The portions of Main Street that were closed likely made it difficult for some downtown businesses to see their usual weekend foot traffic, according to Marshall. Removing the criterium should eliminate any negative impact, he said.
Instead, a 16-mile loop through Bennington and Shaftsbury has been added.
Two other races that make up the weekend event will remain the same. A time trial that takes place mainly on South Stream Road will be held on May 4. Then, a 62-mile course that begins and ends in Manchester and passes through area towns will be held the following day.
The Select Board gave unanimous approval to organizers to use town roads for the race. Town officials praised the event and the changes that will be made for 2013 event.
"It seems to address all the issues that we had downtown," board member Greg Van Houten said. "I think it's a nice adjustment."
Select Board Vice Chairwoman Sharyn Brush noted the cooperation between race organizers and merchants. "It's nice that everybody could work together and find a solution for this," Brush said.

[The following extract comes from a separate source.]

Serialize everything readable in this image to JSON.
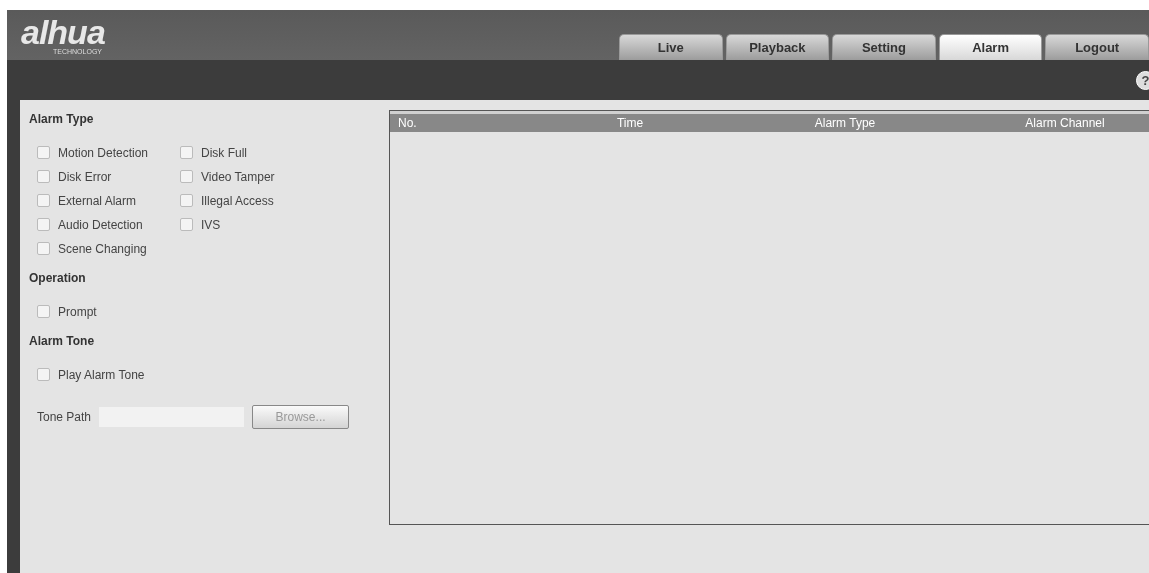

Meanwhile, Bennington Town Manager Stuart A. Hurd said eliminating the criterium is cheaper for organizers and easier on town staff that help.

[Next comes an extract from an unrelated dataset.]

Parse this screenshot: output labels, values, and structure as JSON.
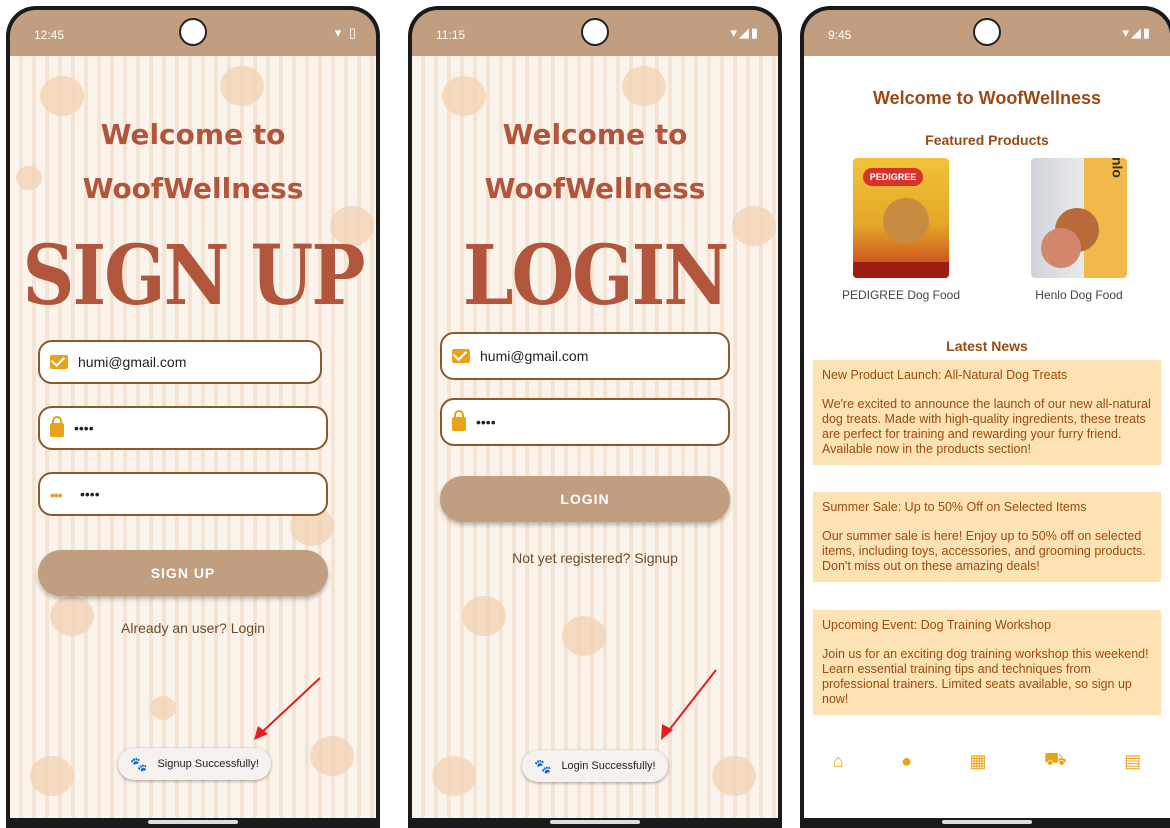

"There will be a lot less that we have to do to handle both of these races than we did with the downtown criterium. So, it's going to reduce the cost to the bicycling folks because they actually paid for the police and highway help, but it's also going to put less pressure on our staff to get out there and handle this. So, we're pretty happy with the changes. I think we're ready for this event to take place," Hurd said.
Marshall said the survey indicated that about 90 percent of the racers at this year's event were from out of state. It attracted about 400 racers and 1,500 spectators. The race is now the third largest stage race in New England, according to Marshall.
The race has proven to be "a shot in the arm economically," too, Marshall said. More than 90 percent of the racers stayed overnight in local hotels and motels. More than 40 percent stayed for two nights. And, 79 percent indicated they intend to return to the area for non-race related activities, he said.